Police were on the scene in Aurora within 90 seconds of the first 9/11 call, but by then the damage was done. At Columbine High School the two shooters had killed thirteen people, then themselves, before SWAT entered the campus. Police are sometimes able to confront shooters and shorten the duration of a rampage--so are armed citizens--but they primarily provide emergency services after the shooting is over, and by then most of the victims are already dead. It would be impossible to give police greater powers without significant loss of freedom, and we have no reason to expect this to eliminate mass shootings.

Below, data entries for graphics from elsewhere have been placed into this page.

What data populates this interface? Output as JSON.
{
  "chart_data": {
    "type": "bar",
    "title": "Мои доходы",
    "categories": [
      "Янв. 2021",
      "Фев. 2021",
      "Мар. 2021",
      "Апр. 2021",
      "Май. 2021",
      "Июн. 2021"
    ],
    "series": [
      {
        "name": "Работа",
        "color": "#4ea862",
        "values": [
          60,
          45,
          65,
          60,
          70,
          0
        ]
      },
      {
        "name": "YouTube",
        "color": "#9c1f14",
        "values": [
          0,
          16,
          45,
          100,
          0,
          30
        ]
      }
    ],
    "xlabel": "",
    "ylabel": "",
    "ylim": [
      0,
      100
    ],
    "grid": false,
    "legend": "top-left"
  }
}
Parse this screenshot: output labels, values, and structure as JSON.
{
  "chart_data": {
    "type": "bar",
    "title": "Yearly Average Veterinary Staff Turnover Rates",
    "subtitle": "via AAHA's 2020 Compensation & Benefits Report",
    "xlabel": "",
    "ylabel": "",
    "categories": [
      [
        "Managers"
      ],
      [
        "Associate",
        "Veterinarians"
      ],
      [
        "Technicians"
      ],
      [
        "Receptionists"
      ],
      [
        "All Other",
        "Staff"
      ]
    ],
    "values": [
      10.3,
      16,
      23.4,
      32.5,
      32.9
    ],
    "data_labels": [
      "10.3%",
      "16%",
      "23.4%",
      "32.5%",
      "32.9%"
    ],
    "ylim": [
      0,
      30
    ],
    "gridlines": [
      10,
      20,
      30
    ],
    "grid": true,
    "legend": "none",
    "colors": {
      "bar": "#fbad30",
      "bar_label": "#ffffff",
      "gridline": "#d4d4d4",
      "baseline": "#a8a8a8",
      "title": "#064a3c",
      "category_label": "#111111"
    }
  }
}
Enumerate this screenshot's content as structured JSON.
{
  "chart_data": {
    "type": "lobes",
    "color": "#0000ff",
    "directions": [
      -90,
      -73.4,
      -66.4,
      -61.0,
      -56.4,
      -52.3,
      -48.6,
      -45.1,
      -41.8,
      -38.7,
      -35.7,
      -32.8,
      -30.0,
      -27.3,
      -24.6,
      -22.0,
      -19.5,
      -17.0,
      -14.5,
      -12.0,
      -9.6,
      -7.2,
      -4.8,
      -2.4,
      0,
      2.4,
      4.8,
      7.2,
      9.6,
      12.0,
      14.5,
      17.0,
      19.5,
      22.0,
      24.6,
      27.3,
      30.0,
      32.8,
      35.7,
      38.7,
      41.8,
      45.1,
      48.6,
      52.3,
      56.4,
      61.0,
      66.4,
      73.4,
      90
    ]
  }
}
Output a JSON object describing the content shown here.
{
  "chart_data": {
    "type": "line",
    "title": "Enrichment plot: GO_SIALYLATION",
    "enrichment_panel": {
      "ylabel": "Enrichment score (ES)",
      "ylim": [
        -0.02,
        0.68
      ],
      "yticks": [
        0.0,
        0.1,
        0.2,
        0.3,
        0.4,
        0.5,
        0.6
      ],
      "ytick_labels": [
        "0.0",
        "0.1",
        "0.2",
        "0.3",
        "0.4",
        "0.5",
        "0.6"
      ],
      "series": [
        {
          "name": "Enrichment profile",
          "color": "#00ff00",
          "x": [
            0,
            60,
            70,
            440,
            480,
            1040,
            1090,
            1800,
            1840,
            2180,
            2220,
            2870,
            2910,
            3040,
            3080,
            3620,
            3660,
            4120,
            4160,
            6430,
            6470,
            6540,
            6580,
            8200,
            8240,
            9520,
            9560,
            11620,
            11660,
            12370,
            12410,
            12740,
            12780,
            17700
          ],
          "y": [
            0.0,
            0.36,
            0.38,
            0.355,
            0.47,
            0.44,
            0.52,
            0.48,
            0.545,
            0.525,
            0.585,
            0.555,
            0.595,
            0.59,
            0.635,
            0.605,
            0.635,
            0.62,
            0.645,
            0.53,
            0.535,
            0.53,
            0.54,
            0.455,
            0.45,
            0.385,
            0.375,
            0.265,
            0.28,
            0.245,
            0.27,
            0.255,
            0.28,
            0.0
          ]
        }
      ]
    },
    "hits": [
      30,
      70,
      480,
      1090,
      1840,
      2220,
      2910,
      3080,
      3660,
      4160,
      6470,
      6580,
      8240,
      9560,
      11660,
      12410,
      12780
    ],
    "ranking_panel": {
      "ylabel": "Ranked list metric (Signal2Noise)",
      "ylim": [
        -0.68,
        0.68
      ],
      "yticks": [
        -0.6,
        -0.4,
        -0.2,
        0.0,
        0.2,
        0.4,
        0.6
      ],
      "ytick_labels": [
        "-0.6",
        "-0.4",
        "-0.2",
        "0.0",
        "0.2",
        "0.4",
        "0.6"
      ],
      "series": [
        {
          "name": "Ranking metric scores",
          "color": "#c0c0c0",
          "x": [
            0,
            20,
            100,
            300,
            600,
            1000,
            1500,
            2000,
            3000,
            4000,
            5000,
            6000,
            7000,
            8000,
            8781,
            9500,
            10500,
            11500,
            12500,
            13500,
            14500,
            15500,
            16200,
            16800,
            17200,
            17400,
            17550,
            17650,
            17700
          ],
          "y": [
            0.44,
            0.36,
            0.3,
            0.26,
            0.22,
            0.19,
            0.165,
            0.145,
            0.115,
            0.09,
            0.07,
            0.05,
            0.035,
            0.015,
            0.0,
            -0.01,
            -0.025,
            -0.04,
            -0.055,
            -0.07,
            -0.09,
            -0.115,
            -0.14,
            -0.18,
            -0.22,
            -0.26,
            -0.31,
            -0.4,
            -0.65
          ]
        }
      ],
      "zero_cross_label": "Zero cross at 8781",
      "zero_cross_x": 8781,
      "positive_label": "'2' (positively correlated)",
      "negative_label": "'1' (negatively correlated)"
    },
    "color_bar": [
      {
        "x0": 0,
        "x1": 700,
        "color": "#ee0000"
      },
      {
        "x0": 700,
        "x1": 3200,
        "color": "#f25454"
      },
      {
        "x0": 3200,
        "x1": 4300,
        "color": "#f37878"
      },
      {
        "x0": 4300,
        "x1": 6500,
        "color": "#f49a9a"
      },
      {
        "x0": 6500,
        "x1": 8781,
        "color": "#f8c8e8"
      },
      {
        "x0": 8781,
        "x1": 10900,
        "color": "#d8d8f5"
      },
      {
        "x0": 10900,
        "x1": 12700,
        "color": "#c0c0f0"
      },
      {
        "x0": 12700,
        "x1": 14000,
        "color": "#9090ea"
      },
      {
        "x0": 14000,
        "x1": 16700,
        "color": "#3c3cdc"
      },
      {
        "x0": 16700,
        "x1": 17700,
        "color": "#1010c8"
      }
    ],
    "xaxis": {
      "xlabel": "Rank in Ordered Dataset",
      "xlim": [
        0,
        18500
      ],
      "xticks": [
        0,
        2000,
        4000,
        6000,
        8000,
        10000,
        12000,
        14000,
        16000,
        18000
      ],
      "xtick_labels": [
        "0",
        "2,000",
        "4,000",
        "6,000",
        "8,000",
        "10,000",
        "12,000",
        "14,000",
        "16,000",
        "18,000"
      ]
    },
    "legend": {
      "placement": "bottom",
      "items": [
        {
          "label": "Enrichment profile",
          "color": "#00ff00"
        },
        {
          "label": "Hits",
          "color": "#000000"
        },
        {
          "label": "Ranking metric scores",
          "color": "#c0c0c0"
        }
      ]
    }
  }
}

A total ban on guns is another policy that won't help. Not only are criminals unlikely to adhere to gun laws, but guns are used defensively by hundreds of thousands of law-abiding Americans each year. Nor are guns required for killing large numbers of innocents. Timothy McVeigh was able to kill 168 people armed primarily with fertilizer and car fuel. His attack was executed with a budget of less than $5,000. But you don't have to take my word for it: countries with gun bans still suffer from mass shootings.
What prevents more multiple victim public shootings from occurring is not a police deterrent, gun bans, gun free zones, or even laws against murder. Rather, they are relatively rare simply because most people are unwilling to do such a thing, and perhaps this is why mass shootings are so frightening. As Adam Bates noted in the Daily Caller, many mass murderers are insane, and the lesson is that "there are some problems for which there is simply no tangible solution."
This doesn't mean we are doomed, by any means. We live in one of the least violent periods in the history of mankind. The trend of lower violence will probably continue, but it will result from the shared moral values of the American populace. We should think twice before enacting policies aimed at eliminating multiple victim public shootings, because the costs of doing so almost certainly outweigh the benefits.